Quote in der Pflege am höchsten

„Uns geht es um einen offenen Umgang mit Fehlern, damit sie in Zukunft vermieden werden können“, sagte Gronemeyer. Zwei Drittel aller Kunstfehler betrafen  Behandlungen in Krankenhäusern, ein Drittel der Vorwürfe richtete sich gegen niedergelassene Ärzte. Bei den meisten Fällen ging es um chirurgische Eingriffe. Spitzenreiter waren Knie- und Hüft-OPs. Die höchste Quote an bestätigten Behandlungsfehlern findet sich  jedoch nicht in der Chirurgie, sondern in der Pflege: In fast 60 Prozent der erfassten 600 Fälle wurde ein Fehler bestätigt. Viel falsch gemacht wird in der Pflege zum Beispiel bei der  Lagerung von Patienten.  Oft kommt es hier zu Druckgeschwüren (Dekubitus), die nur schwer wieder heilen.

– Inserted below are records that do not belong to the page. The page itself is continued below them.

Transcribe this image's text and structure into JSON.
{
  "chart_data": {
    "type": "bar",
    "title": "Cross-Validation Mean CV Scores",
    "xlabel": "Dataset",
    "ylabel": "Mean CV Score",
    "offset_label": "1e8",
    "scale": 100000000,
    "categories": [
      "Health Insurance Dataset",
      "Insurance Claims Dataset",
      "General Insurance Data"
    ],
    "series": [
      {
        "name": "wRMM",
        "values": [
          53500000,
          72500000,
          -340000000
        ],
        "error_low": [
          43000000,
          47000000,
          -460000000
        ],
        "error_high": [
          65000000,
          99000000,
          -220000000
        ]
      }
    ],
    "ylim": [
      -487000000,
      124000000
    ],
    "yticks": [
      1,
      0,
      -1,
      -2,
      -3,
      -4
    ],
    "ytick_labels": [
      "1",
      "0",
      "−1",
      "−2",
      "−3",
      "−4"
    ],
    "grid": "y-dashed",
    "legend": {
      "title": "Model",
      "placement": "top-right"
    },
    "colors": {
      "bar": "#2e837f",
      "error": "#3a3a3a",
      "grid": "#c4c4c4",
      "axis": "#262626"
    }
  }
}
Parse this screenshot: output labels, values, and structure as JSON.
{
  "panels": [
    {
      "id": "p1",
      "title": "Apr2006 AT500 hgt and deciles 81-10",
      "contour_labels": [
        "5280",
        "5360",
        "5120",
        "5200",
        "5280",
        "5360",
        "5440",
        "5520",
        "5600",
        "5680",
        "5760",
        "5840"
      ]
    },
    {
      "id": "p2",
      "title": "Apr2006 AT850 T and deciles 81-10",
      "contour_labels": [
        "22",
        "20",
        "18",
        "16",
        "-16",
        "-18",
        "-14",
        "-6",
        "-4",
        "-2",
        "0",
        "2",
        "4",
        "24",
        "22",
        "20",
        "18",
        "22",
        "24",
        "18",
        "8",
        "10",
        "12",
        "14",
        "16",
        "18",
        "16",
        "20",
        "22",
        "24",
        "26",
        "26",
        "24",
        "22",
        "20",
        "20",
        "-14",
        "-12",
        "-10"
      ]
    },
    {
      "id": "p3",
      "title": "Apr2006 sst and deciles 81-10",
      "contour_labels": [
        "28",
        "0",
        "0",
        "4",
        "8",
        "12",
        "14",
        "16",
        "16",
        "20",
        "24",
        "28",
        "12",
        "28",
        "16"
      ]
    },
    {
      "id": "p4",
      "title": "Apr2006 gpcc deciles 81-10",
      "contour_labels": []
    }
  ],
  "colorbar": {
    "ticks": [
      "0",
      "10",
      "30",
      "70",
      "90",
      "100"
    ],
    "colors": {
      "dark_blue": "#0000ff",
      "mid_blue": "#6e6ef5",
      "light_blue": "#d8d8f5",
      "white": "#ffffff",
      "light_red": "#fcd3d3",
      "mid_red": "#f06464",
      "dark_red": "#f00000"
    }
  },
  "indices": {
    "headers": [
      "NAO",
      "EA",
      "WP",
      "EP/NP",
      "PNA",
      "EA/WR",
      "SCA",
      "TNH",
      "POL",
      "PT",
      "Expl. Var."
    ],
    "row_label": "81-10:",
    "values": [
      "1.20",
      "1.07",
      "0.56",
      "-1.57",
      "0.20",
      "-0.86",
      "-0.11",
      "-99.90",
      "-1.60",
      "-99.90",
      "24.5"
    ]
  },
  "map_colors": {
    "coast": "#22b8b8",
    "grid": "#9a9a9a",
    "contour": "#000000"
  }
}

Hohe Fehlerquoten ermittelten die Gutachter auch in der Zahnmedizin. Fast 40 Prozent der untersuchten 1500 Behandlungen waren nicht korrekt ausgeführt.  Erstmals konnte der MDK auch eine Statistik über sogenannte „Never Events“ vorlegen. Das sind definitionsgemäß Fehler, die nach menschlichen Ermessen nie hätten passieren dürfen. Dazu zählen etwa das Vergessen von Operationsbesteck, Schläuchen oder Tupfern im Körper des Patienten (2014: 34 Fälle), Operationen am falschen Körperteil (25 Fälle) und  der Tod oder ein schwerer Schaden durch Medikationsfehler (falsches Medikament, falsche Dosis, falscher Zeitpunkt:  neun Fälle). In einem Fall wurde sogar der komplett falsche Patient operiert.

„Wir brauchen eine neue Sicherheitskultur. Fehler müssen systematisch  analysiert werden, damit sie in Zukunft vermieden werden können“, forderte MDK-Vizechef Gronemeyer. Sein Kollege Max Skorning, zuständig für die Patientensicherheit, betonte, „Never Events“ sagten beispielsweise  nichts über das individuelle Versagen Einzelner aus. Vielmehr zeigten sie systematische Probleme im Behandlungsablauf auf. „Aus jedem Fehler muss gelernt werden“, so Skorning. Oft sei es sehr leicht, Fehler zu vermeiden: Damit  verhindert wird, das ein Patient  an der falschen Seite operiert werde,   sollte die richtige Operationsstelle einfach mit einem Filzstift  markiert werden.